The doctors announced that Chaim Boruch would need swallow therapy.
Hmmmm, this should be interesting, I thought, as I conjured up creative ways to help Chaim Boruch follow simple directions for swallowing when, the fact is, it’s challenging enough for him to simply follow directions for putting his backpack on the table.
So last week at a follow-up appointment, the doctors mixed some liquid dye into his applesauce, allowing us to see via X-ray if he is ready to begin swallow therapy.
Very slowly, they fed him increasing amounts of applesauce until they reached an amount he could swallow with ease and efficiency. And it was an extremely fine line between strengthening his swallowing ability and G‑dforbid increasing the risks of food entering his lungs, which could result in pneumonia and other health issues.
After a discussion and a closer look at the x-ray results, the doctors decided that Chaim Boruch could begin swallow therapy. The only way for his muscles to become stronger was to use them; and so, on that very day we were given the go-ahead to begin the therapy that, G‑d willing, will lead to a full ability to eat normally without a feeding tube.
What would be the designated volume of pureed food to be given to Chaim Boruch, we asked?
One quarter of a teaspoon in a bite, with a total of eight bites in all.
My mind read the instructions as: two teaspoons of hope, faith, prayer and dreams coming true.
But I was nervous and scared.
There was much I had to watch out for. Even though this was the start of a new phase, and I had yearned for this moment, I had also been basking in the joy of getting things back to “normal.” I, for one, didn’t feel like shaking things up with the endless potential hazards that were mixed into a quarter teaspoon of applesauce.

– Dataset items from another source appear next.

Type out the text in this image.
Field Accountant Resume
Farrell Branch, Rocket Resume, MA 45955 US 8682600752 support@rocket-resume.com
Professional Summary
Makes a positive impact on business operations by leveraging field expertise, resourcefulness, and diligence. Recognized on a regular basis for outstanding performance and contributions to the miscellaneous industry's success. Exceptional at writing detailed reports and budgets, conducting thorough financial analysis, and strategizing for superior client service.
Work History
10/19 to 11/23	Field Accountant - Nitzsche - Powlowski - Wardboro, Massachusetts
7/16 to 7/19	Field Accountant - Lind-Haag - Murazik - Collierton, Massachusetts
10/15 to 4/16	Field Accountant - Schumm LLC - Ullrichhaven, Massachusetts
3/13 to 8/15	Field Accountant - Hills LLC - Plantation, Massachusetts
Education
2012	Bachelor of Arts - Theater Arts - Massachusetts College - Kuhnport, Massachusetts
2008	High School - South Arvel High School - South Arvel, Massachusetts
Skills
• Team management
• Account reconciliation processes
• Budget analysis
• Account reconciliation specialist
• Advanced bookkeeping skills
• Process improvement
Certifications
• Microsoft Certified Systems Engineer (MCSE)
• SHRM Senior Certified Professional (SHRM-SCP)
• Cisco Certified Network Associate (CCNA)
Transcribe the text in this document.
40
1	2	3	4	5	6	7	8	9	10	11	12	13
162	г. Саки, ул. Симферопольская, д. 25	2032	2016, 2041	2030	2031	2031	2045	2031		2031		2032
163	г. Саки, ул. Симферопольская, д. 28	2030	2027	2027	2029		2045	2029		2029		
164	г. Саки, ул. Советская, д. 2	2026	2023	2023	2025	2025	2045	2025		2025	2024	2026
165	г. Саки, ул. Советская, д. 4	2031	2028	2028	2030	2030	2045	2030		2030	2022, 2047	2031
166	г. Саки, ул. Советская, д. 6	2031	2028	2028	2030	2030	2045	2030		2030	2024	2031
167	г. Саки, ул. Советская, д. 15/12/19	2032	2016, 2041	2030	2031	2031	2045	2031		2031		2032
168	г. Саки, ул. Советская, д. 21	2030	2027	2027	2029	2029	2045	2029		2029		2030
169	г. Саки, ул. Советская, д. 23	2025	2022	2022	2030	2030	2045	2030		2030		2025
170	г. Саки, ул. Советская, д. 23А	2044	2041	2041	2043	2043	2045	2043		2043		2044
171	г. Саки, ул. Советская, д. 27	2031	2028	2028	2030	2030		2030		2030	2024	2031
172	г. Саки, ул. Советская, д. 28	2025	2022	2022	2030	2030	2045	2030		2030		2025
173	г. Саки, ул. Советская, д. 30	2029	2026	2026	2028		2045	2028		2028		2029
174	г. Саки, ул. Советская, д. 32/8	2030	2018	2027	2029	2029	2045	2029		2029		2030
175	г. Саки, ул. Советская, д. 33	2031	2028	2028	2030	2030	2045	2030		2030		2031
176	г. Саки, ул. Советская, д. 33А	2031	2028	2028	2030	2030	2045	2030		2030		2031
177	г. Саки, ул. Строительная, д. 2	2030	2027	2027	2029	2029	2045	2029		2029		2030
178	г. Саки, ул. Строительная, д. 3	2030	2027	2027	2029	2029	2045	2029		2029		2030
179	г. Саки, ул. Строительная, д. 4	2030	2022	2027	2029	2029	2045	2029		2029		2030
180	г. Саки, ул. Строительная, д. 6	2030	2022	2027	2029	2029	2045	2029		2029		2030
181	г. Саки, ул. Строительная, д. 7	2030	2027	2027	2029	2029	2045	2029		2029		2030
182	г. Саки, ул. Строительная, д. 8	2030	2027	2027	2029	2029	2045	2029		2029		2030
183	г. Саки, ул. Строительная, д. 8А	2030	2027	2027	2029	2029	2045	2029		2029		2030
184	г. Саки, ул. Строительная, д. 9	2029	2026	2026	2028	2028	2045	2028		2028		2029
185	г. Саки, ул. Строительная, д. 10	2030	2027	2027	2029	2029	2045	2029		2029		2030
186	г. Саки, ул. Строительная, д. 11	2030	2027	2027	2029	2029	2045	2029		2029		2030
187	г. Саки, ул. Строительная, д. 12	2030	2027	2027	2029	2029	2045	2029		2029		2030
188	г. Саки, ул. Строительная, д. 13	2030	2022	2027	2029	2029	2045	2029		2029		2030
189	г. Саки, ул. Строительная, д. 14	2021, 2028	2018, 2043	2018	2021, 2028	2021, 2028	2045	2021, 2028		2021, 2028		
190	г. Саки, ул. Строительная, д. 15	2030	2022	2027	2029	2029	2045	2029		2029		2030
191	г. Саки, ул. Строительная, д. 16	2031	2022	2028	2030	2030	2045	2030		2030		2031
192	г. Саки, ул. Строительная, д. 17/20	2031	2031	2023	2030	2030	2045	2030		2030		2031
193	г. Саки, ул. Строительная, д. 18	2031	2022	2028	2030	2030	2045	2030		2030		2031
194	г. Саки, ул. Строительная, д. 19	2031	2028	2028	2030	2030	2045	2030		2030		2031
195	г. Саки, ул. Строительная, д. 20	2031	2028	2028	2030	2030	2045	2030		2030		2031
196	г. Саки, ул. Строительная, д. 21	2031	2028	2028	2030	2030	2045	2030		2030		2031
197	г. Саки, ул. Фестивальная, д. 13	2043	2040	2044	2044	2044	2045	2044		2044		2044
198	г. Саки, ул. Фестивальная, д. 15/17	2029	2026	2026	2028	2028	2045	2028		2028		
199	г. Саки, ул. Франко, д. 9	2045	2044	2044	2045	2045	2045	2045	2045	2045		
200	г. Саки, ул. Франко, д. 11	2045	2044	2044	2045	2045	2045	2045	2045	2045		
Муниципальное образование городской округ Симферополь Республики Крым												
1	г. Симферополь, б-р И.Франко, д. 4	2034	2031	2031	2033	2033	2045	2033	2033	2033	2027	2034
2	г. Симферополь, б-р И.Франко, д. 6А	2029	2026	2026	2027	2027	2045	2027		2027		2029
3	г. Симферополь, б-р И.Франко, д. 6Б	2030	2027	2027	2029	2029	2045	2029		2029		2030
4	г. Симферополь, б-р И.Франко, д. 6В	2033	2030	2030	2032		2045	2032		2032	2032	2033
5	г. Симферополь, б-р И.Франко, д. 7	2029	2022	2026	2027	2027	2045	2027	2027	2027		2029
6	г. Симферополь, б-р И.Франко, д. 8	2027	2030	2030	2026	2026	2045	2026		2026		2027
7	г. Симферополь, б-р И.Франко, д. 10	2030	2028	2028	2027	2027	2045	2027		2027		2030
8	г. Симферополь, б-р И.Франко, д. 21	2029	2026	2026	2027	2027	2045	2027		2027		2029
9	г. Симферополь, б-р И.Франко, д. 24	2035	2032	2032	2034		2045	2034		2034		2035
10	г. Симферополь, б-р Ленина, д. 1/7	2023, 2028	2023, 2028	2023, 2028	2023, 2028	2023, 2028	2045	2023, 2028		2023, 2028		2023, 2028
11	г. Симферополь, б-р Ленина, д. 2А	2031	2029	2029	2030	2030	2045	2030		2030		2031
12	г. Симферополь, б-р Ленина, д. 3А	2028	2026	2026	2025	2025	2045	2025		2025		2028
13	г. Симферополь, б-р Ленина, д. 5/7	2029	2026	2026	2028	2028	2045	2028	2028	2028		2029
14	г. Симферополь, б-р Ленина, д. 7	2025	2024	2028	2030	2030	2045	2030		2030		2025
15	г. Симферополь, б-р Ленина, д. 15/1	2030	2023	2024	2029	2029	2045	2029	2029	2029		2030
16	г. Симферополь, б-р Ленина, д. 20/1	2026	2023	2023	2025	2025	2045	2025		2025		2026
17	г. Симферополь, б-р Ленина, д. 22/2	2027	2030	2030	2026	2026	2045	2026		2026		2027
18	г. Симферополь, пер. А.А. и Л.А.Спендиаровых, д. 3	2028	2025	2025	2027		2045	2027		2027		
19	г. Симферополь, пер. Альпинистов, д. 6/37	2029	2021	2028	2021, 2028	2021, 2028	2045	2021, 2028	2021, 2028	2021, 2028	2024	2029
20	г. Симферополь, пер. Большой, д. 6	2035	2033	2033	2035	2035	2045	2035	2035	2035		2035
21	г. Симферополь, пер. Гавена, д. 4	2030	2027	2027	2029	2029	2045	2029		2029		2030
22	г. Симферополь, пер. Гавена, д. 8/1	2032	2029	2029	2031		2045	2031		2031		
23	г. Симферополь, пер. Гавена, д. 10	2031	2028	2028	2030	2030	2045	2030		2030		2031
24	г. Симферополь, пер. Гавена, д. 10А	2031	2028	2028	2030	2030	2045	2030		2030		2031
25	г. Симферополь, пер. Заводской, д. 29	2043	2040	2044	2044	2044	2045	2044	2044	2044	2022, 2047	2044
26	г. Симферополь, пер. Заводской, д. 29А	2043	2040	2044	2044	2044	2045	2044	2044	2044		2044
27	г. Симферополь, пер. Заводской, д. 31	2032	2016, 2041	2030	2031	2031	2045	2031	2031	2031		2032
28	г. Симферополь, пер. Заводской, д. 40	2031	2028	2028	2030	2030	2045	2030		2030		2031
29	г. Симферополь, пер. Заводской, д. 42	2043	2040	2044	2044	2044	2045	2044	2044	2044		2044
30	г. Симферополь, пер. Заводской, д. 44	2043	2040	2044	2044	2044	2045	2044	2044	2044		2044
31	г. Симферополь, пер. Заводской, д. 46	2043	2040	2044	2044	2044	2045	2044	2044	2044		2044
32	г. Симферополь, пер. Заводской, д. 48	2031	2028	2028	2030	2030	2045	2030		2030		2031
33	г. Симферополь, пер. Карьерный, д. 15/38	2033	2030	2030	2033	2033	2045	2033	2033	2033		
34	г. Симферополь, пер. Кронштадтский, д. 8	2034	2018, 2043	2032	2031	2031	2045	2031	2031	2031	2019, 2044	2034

So, I pushed off the task for a couple of days, sorting out my own feelings as a mother, and thinking about when would be the “right” time to begin. I worried about Chaim Boruch not wanting to eat after the experiences he had recently gone through. I worried about the possibility that he would want more than two teaspoons of food a day. How could I explain all of this? Would he understand? Would every bite lead to a tantrum and a meltdown?
There have been many wondrous moments in Chaim Boruch’s life that have occurred on Shabbat, a time when extra holiness exists in the world. And again, it was on Shabbat that we experienced something special.
The candles were lit, illuminating our faces at the table with a warm glow. The kids were eating challah and their favorite salads, and sipping grape juice, savoring the tastes they await all week.
I turned to Chaim Boruch and asked him if he would like to eat a little applesauce, just “small bites” like the doctor said.
He nodded with excitement and a grin that stretched from ear to ear. I said the blessing for him while he dutifully swayed back and forth, mimicking the motions of prayer.
Then his little shaky arm spooned one quarter of a teaspoon of applesauce slowly into his mouth. I could see the effort he made to close his lips on the spoon, push the food back into his mouth and then swallow with concentration.
Wow! It’s been six months since he tasted food. As tears filled my eyes I could only imagine how very sweet applesauce could taste, and how very good it must feel to eat.
After his first swallow, Chaim Boruch erupted with a magnificent “Aaaaaahhhhhh,” while pointing to each of the other kids, who were still holding their breaths. And then, as if on cue, the kids all burst into cheers and laughter and congratulations on this very special occasion.
We were so proud of him, and so grateful to G‑d for this day.
One quarter teaspoon.
One quarter of my heart.
Filled to the brim with hope and trust.